Bleeding replaces the old, dirty, water-saturated, and air-bubble-ridden fluid with new clean fluid. It should always be done whenever the 'closed' hydraulic system is opened such as a brake job, caliper or slave cylinder rebuild or replacement, hose replacement, etc. It should also be done as preventative maintenance.

On our ABS cars, you're supposed to bleed the brakes with the car running.   The order is (sitting in the drivers seat):  right rear, left front, left rear, right front.

To bleed the clutch slave cylinder, you need to remove the battery & windshield washer fluid bottle.  The slave cylinder is on top of the transmission between the engine and the firewall.
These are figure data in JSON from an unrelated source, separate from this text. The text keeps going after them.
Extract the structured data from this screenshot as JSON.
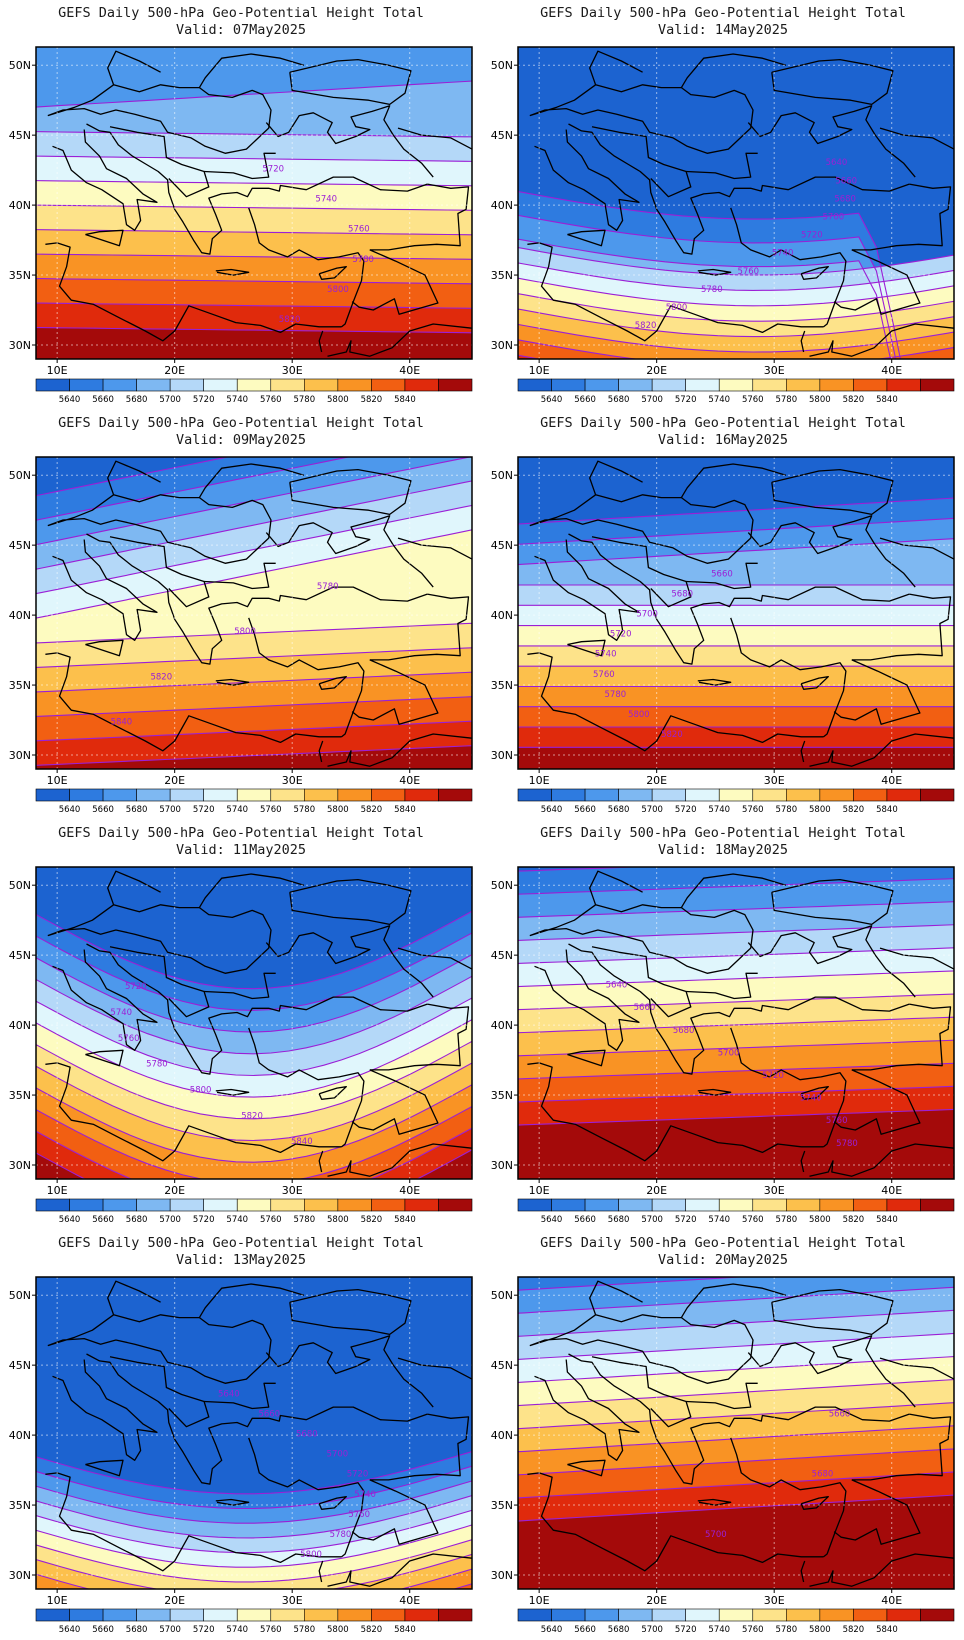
{
  "title": "GEFS Daily 500-hPa Geo-Potential Height Total",
  "lat_labels": [
    "50N",
    "45N",
    "40N",
    "35N",
    "30N"
  ],
  "lon_labels": [
    "10E",
    "20E",
    "30E",
    "40E"
  ],
  "colorbar": {
    "labels": [
      "5640",
      "5660",
      "5680",
      "5700",
      "5720",
      "5740",
      "5760",
      "5780",
      "5800",
      "5820",
      "5840"
    ],
    "colors": [
      "#1c63d0",
      "#2e7be0",
      "#4d98ec",
      "#7eb8f2",
      "#b4d8f8",
      "#e0f6fc",
      "#fdfbc0",
      "#fde38a",
      "#fcc04c",
      "#f99324",
      "#f25f12",
      "#e02a0c",
      "#a40a0a"
    ]
  },
  "contour_color": "#9b1fd6",
  "panels": [
    {
      "valid": "Valid: 07May2025",
      "labels": [
        "5720",
        "5740",
        "5760",
        "5780",
        "5800",
        "5820"
      ]
    },
    {
      "valid": "Valid: 14May2025",
      "labels": [
        "5640",
        "5660",
        "5680",
        "5700",
        "5720",
        "5740",
        "5760",
        "5780",
        "5800",
        "5820"
      ]
    },
    {
      "valid": "Valid: 09May2025",
      "labels": [
        "5780",
        "5800",
        "5820",
        "5840"
      ]
    },
    {
      "valid": "Valid: 16May2025",
      "labels": [
        "5660",
        "5680",
        "5700",
        "5720",
        "5740",
        "5760",
        "5780",
        "5800",
        "5820"
      ]
    },
    {
      "valid": "Valid: 11May2025",
      "labels": [
        "5720",
        "5740",
        "5760",
        "5780",
        "5800",
        "5820",
        "5840"
      ]
    },
    {
      "valid": "Valid: 18May2025",
      "labels": [
        "5640",
        "5660",
        "5680",
        "5700",
        "5720",
        "5740",
        "5760",
        "5780"
      ]
    },
    {
      "valid": "Valid: 13May2025",
      "labels": [
        "5640",
        "5660",
        "5680",
        "5700",
        "5720",
        "5740",
        "5760",
        "5780",
        "5800"
      ]
    },
    {
      "valid": "Valid: 20May2025",
      "labels": [
        "5660",
        "5680",
        "5700"
      ]
    }
  ]
}
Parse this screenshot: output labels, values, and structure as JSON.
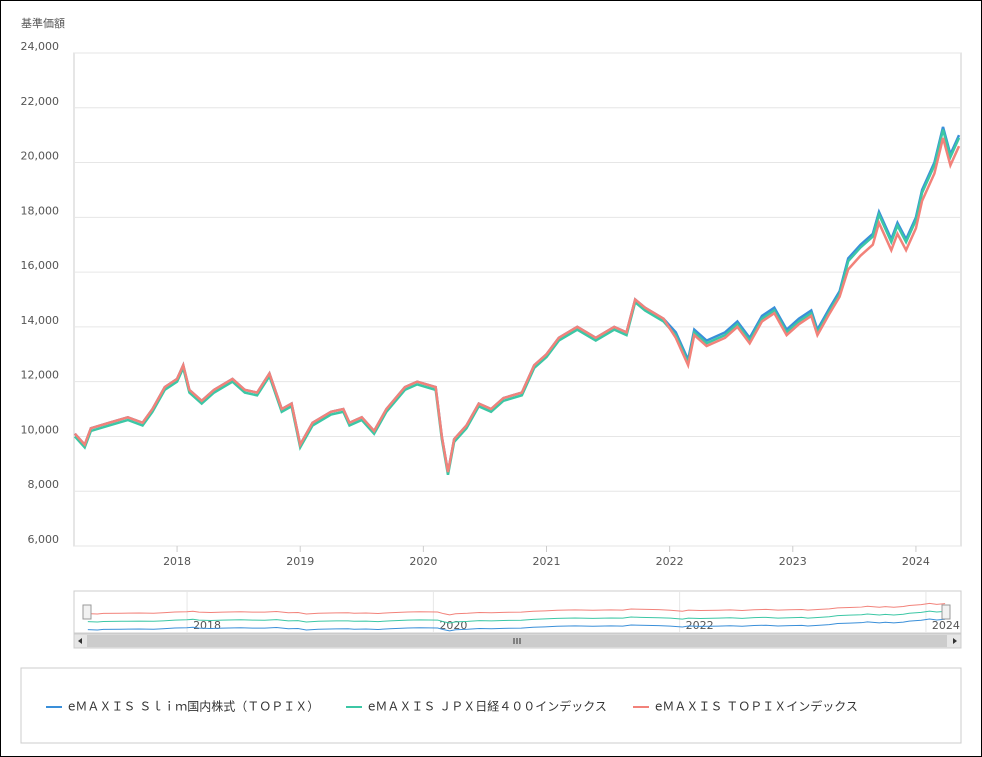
{
  "chart_data": {
    "type": "line",
    "ylabel": "基準価額",
    "x": [
      2017.17,
      2017.25,
      2017.3,
      2017.45,
      2017.6,
      2017.72,
      2017.8,
      2017.9,
      2018.0,
      2018.05,
      2018.1,
      2018.2,
      2018.3,
      2018.45,
      2018.55,
      2018.65,
      2018.75,
      2018.85,
      2018.93,
      2019.0,
      2019.1,
      2019.25,
      2019.35,
      2019.4,
      2019.5,
      2019.6,
      2019.7,
      2019.85,
      2019.95,
      2020.1,
      2020.15,
      2020.2,
      2020.25,
      2020.35,
      2020.45,
      2020.55,
      2020.65,
      2020.8,
      2020.9,
      2021.0,
      2021.1,
      2021.25,
      2021.4,
      2021.55,
      2021.65,
      2021.72,
      2021.8,
      2021.95,
      2022.05,
      2022.15,
      2022.2,
      2022.3,
      2022.45,
      2022.55,
      2022.65,
      2022.75,
      2022.85,
      2022.95,
      2023.05,
      2023.15,
      2023.2,
      2023.3,
      2023.38,
      2023.45,
      2023.55,
      2023.65,
      2023.7,
      2023.8,
      2023.85,
      2023.92,
      2024.0,
      2024.05,
      2024.15,
      2024.22,
      2024.28,
      2024.35
    ],
    "series": [
      {
        "name": "eＭＡＸＩＳ Ｓｌｉｍ国内株式（ＴＯＰＩＸ）",
        "color": "#3a8fd9",
        "values": [
          10100,
          9700,
          10300,
          10500,
          10700,
          10500,
          11000,
          11800,
          12100,
          12600,
          11700,
          11300,
          11700,
          12100,
          11700,
          11600,
          12300,
          11000,
          11200,
          9700,
          10500,
          10900,
          11000,
          10500,
          10700,
          10200,
          11000,
          11800,
          12000,
          11800,
          10000,
          8700,
          9900,
          10400,
          11200,
          11000,
          11400,
          11600,
          12600,
          13000,
          13600,
          14000,
          13600,
          14000,
          13800,
          15000,
          14700,
          14300,
          13800,
          12800,
          13900,
          13500,
          13800,
          14200,
          13600,
          14400,
          14700,
          13900,
          14300,
          14600,
          13900,
          14700,
          15300,
          16500,
          17000,
          17400,
          18200,
          17200,
          17800,
          17200,
          18000,
          19000,
          20000,
          21300,
          20300,
          21000
        ]
      },
      {
        "name": "eＭＡＸＩＳ ＪＰＸ日経４００インデックス",
        "color": "#3cc7a5",
        "values": [
          10000,
          9600,
          10200,
          10400,
          10600,
          10400,
          10900,
          11700,
          12000,
          12500,
          11600,
          11200,
          11600,
          12000,
          11600,
          11500,
          12200,
          10900,
          11100,
          9600,
          10400,
          10800,
          10900,
          10400,
          10600,
          10100,
          10900,
          11700,
          11900,
          11700,
          9900,
          8600,
          9800,
          10300,
          11100,
          10900,
          11300,
          11500,
          12500,
          12900,
          13500,
          13900,
          13500,
          13900,
          13700,
          14900,
          14600,
          14200,
          13700,
          12700,
          13800,
          13400,
          13700,
          14100,
          13500,
          14300,
          14600,
          13800,
          14200,
          14500,
          13800,
          14600,
          15200,
          16400,
          16900,
          17300,
          18100,
          17100,
          17700,
          17100,
          17900,
          18900,
          19900,
          21200,
          20200,
          20900
        ]
      },
      {
        "name": "eＭＡＸＩＳ ＴＯＰＩＸインデックス",
        "color": "#f2827a",
        "values": [
          10100,
          9700,
          10300,
          10500,
          10700,
          10500,
          11000,
          11800,
          12100,
          12600,
          11700,
          11300,
          11700,
          12100,
          11700,
          11600,
          12300,
          11000,
          11200,
          9700,
          10500,
          10900,
          11000,
          10500,
          10700,
          10200,
          11000,
          11800,
          12000,
          11800,
          10000,
          8700,
          9900,
          10400,
          11200,
          11000,
          11400,
          11600,
          12600,
          13000,
          13600,
          14000,
          13600,
          14000,
          13800,
          15000,
          14700,
          14300,
          13600,
          12600,
          13700,
          13300,
          13600,
          14000,
          13400,
          14200,
          14500,
          13700,
          14100,
          14400,
          13700,
          14500,
          15100,
          16100,
          16600,
          17000,
          17800,
          16800,
          17400,
          16800,
          17600,
          18600,
          19600,
          20900,
          19900,
          20600
        ]
      }
    ],
    "xlim": [
      2017.163,
      2024.366
    ],
    "xticks": [
      2018,
      2019,
      2020,
      2021,
      2022,
      2023,
      2024
    ],
    "ylim": [
      6000,
      24000
    ],
    "yticks": [
      {
        "value": 6000,
        "label": "6,000"
      },
      {
        "value": 8000,
        "label": "8,000"
      },
      {
        "value": 10000,
        "label": "10,000"
      },
      {
        "value": 12000,
        "label": "12,000"
      },
      {
        "value": 14000,
        "label": "14,000"
      },
      {
        "value": 16000,
        "label": "16,000"
      },
      {
        "value": 18000,
        "label": "18,000"
      },
      {
        "value": 20000,
        "label": "20,000"
      },
      {
        "value": 22000,
        "label": "22,000"
      },
      {
        "value": 24000,
        "label": "24,000"
      }
    ],
    "grid": true
  }
}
Usually, you need two people to bleed hydraulic systems -- one to open & close the bleed screws, the other to press the pedal. Here are the steps for brakes or clutches:

  1. Attach small hose to the bleed screw on top of brake caliper or slave cylinder, place the other end into a catch container.
  2. Top off fluid in reservoir; brake and clutch reservoirs are always in the engine compartment on the firewall on the drivers side.
  3. Open bleed screw 1/4 to 1/2 turn.
  4. Depress pedal (clutch or brake) all the way to the floor.
  5. Close screw.
  6. Release pedal.
  7. Go back to step 2.

Actually, you don't have to do step 2 with every pedal press. Usually you can go 5 to 10 pedal presses before you have to fill the reservoir. Just be sure to not let the fluid drain completely out since this will introduce air bubbles into the lines; the very reason you're bleeding is to remove the bubbles. Also, empty the catch can often. When the fluid entering the catch can is clean, you can stop repeating the steps and move on to the next caliper.

If you want to do this alone, there are one-person bleeder products available, such as hoses with checkvalves. This means that you can open the bleed screw and not have to close it with each pedal push. Hence, one person can bleed their clutch/brakes unassisted.

My favorite of this type of product is Speedbleeder bleed screws-- I installed them on the brakes & the slave cylinder.